If you hang out at any racetrack, car show, or dyno shop for long enough, you’ll hear all kinds of stories. Old wives tales about this thing or that thing making big power, cars that guys used to own, and tuning tricks seem to be at the top of the list. Well this weeks BangShift Tech story was pulled directly from one of those old wives tales meets tuning trick. Each and every one of us that has been around racing or hot rods for very long has heard the theory that the correct exhaust collector length is key to making power, and that you can figure out that perfect length by painting a stripe along the length of your collectors, and then cut them where the color of the paint changes from getting hot. This is supposed to be the perfect length, due to heat concentrations and vortechs, or flux capacitation, or something like that. Well, we’re here to tell you it’s not.

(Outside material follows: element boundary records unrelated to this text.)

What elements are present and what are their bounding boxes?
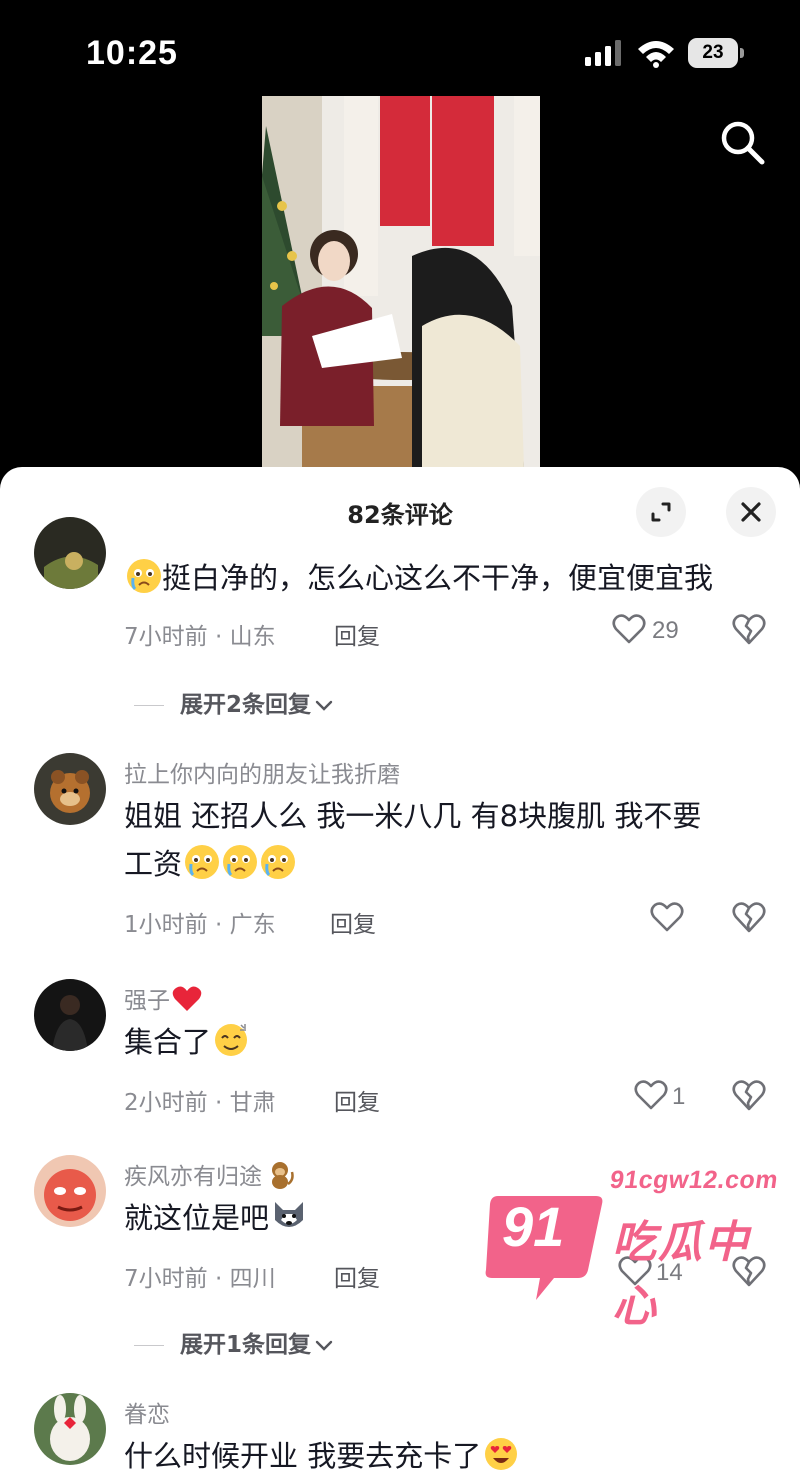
- crying-face-emoji: [127, 559, 161, 593]
- expand-replies-label: 展开1条回复: [180, 1332, 312, 1358]
- wifi-icon: [638, 41, 674, 68]
- comment-body: 挺白净的，怎么心这么不干净，便宜便宜我: [162, 561, 714, 595]
- heart-outline-icon[interactable]: [650, 901, 684, 933]
- search-icon[interactable]: [718, 118, 766, 166]
- battery-level: 23: [688, 38, 738, 68]
- monkey-emoji: [272, 1162, 294, 1189]
- comment-username[interactable]: 拉上你内向的朋友让我折磨: [124, 755, 400, 789]
- like-count: 29: [652, 617, 679, 644]
- battery-icon: 23: [688, 38, 744, 68]
- comment-username[interactable]: 眷恋: [124, 1395, 170, 1429]
- avatar[interactable]: [34, 1393, 106, 1465]
- broken-heart-icon[interactable]: [732, 900, 766, 934]
- chevron-down-icon: [315, 1340, 333, 1351]
- chevron-down-icon: [315, 700, 333, 711]
- comment-text: 就这位是吧: [124, 1195, 307, 1241]
- heart-eyes-emoji: [485, 1438, 518, 1470]
- watermark-label: 吃瓜中心: [612, 1217, 750, 1332]
- comment-text: 挺白净的，怎么心这么不干净，便宜便宜我: [124, 555, 713, 601]
- watermark: 91cgw12.com 91 吃瓜中心: [484, 1166, 780, 1332]
- red-heart-emoji: [172, 986, 202, 1011]
- sheet-header: 82条评论: [0, 467, 800, 553]
- crying-face-emoji: [185, 845, 220, 879]
- watermark-badge-text: 91: [502, 1195, 565, 1258]
- heart-outline-icon[interactable]: [634, 1079, 668, 1111]
- avatar[interactable]: [34, 753, 106, 825]
- broken-heart-icon[interactable]: [732, 612, 766, 646]
- video-frame[interactable]: [262, 96, 540, 468]
- comment-text: 工资: [124, 841, 296, 887]
- like-count: 1: [672, 1083, 686, 1110]
- comment-time-location: 2小时前 · 甘肃: [124, 1090, 276, 1116]
- expand-replies-button[interactable]: 展开2条回复: [134, 685, 333, 719]
- comment-time-location: 1小时前 · 广东: [124, 912, 276, 938]
- avatar[interactable]: [34, 517, 106, 589]
- expand-replies-button[interactable]: 展开1条回复: [134, 1325, 333, 1359]
- comment-username[interactable]: 强子: [124, 981, 202, 1015]
- comment-time-location: 7小时前 · 四川: [124, 1266, 276, 1292]
- comment-body: 什么时候开业 我要去充卡了: [124, 1439, 482, 1473]
- avatar[interactable]: [34, 979, 106, 1051]
- reply-button[interactable]: 回复: [334, 1083, 380, 1117]
- reply-button[interactable]: 回复: [334, 617, 380, 651]
- crying-face-emoji: [261, 845, 296, 879]
- reply-button[interactable]: 回复: [334, 1259, 380, 1293]
- comment-username[interactable]: 疾风亦有归途: [124, 1157, 296, 1191]
- status-time: 10:25: [86, 34, 178, 72]
- comment-body: 姐姐 还招人么 我一米八几 有8块腹肌 我不要: [124, 799, 702, 833]
- comment-text: 什么时候开业 我要去充卡了: [124, 1433, 519, 1478]
- comment-body: 集合了: [124, 1025, 212, 1059]
- heart-outline-icon[interactable]: [612, 613, 646, 645]
- comment-text: 集合了: [124, 1019, 249, 1065]
- close-button[interactable]: [726, 487, 776, 537]
- comment-time-location: 7小时前 · 山东: [124, 624, 276, 650]
- reply-button[interactable]: 回复: [330, 905, 376, 939]
- watermark-url: 91cgw12.com: [608, 1166, 781, 1194]
- signal-icon: [585, 40, 621, 66]
- expand-button[interactable]: [636, 487, 686, 537]
- expand-icon: [651, 502, 671, 522]
- status-bar: 10:25 23: [0, 0, 800, 100]
- wolf-emoji: [275, 1202, 304, 1227]
- avatar[interactable]: [34, 1155, 106, 1227]
- comment-body: 就这位是吧: [124, 1201, 270, 1235]
- crying-face-emoji: [223, 845, 258, 879]
- broken-heart-icon[interactable]: [732, 1078, 766, 1112]
- dizzy-face-emoji: [215, 1024, 248, 1056]
- close-icon: [741, 502, 761, 522]
- comment-body-cont: 工资: [124, 847, 183, 881]
- expand-replies-label: 展开2条回复: [180, 692, 312, 718]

Our testing began at Westech Performance Group where we bolted our venerable Dart SHP 372 to the dyno for a day of thrashing. You’ll remember this engine from several of our other tests, although in this configuration we had a smaller, 650 cfm, Holley Street HP carburetor, and Hooker Super Competition 1 3/4 inch Camaro headers instead of the normal dyno headers. Once we were ready to run, we sprayed a stripe of white paint down the sie of our Hooker 18″ x 3″ collector extensions and proceeded to run the engine for a few minutes to let the paint “bake on”. We then ran the engine through three baseline pulls to see if we could get the paint to change color and show us where to cut our collectors for optimum length and therefore optimum power. Baseline testing had us at 520 horsepower and 473 pound feet of torque.
The color changing paint trick showed us that we needed to cut 2 inches off the end of each of our collectors, as you’ll see in the video below. So after a quick trip to the chop saw, we bolted the collectors back on and were ready to make another set of pulls. Three pulls later, and we could see that the 2 inches had made some impact to our power curve, but nothing dramatic. At 521 horsepower and 474 pound feet of torque, we were up so little it’s hard to say it wasn’t dyno variation. Below peak torque we saw a slight dip, but again, not enough to claim the cut was a horrible idea…yet.
Since the “optimal” collector length didn’t seem to make a difference in our little 372’s power curve, we decided we needed to make a more drastic change in order to make something happen. To make the collector half as long as the delivered 18″ length, we cut 7″ off of our already 2″ shorter collectors. The collectors were bolted back up and testing resumed. The 9″ collector length made a much more dramatic change and confirmed that the small torque dip in our previous test was in fact a sign of a trend with the shorter collector. With the 9″ collector we saw a serious dip in the horsepower and torque curves between 3100 and 4500 rpm.
For a final kicker, we yanked the collector extensions off all together and went with the headers only. To say this a bad idea for your hot rod or racecar would be a serious understatement. Just like the other tests, peak power was virtually unchanged, but below peak torque we lost a lot of power. More than even we expected. Between 3600 and 4300 rpm we lost 50 lb ft. or more and nearly 30 horsepower. The strange thing is that we saw almost 50 pound feet of torque INCREASE at 3000 rpm. It would need to make 10 times that to make up for the rest of the power loss.
Check out the video below for our conclusions!
Hey Chad – Cool test and very interesting. If you think it made a big difference on a 520 hp Motor you ought experience what collector length did on a 220 hp motor! I always ran the Stahl adjustable headers on both my 220 hp based Stock & Super Stock Drag cars and of course we were very limited on what chages we could make so when you’re trying to get 3200 lbs out of the gate on 7 inch tires as quickly as you can header & collector length was everything.
Backs up my experience. I run 18″ open header mufflers on the Buzz Bomb – mostly because my dyno guy couldn’t stand the unmufffled buzz of the Mighty Six. These are pretty much straight pipes with some perforations between the inner and outer pipes. Chassis dyno tests with and without showed slight increases with the muffler/extensions.
Dan
Chad,
I’d be interested to see what kind of difference the big buck “merged collectors” would have compared to the 18″ collector extensions.
See these: http://www.perfweldheaders.com/compmerg.html
Ron
Waht would be really instrresting is to repeat the test to determine how primary pipe lenth affect the power band….. The prim. pipe dia.
Thats been my experience also.. I run the 18 in bullet mufflers on my car. Worth a tenth or more at the track vs just open headers. My brother in law works with Honda racing, and he told me that cutting the end of the extentions off at a 45 degree angle was worth some power. I haven’t tried it though..
But they sound soooo cool with the longer collectors
This is cool stuff and I actually
understand it.
Great article.
What kind of paint was that?
That stuff didn’t stick for sh*t….
Hey Chad….nice article. I am doing a little collector testing on the ’58 in 2 weeks, moving from a 4-1/2″ collecter to a 5″ to kill a little bottom end and maybe squeak out a little more MPH.
Thanks!
What about longer extensions. When does a longer extension hurt performance?
Does it increase mid rpm power even more?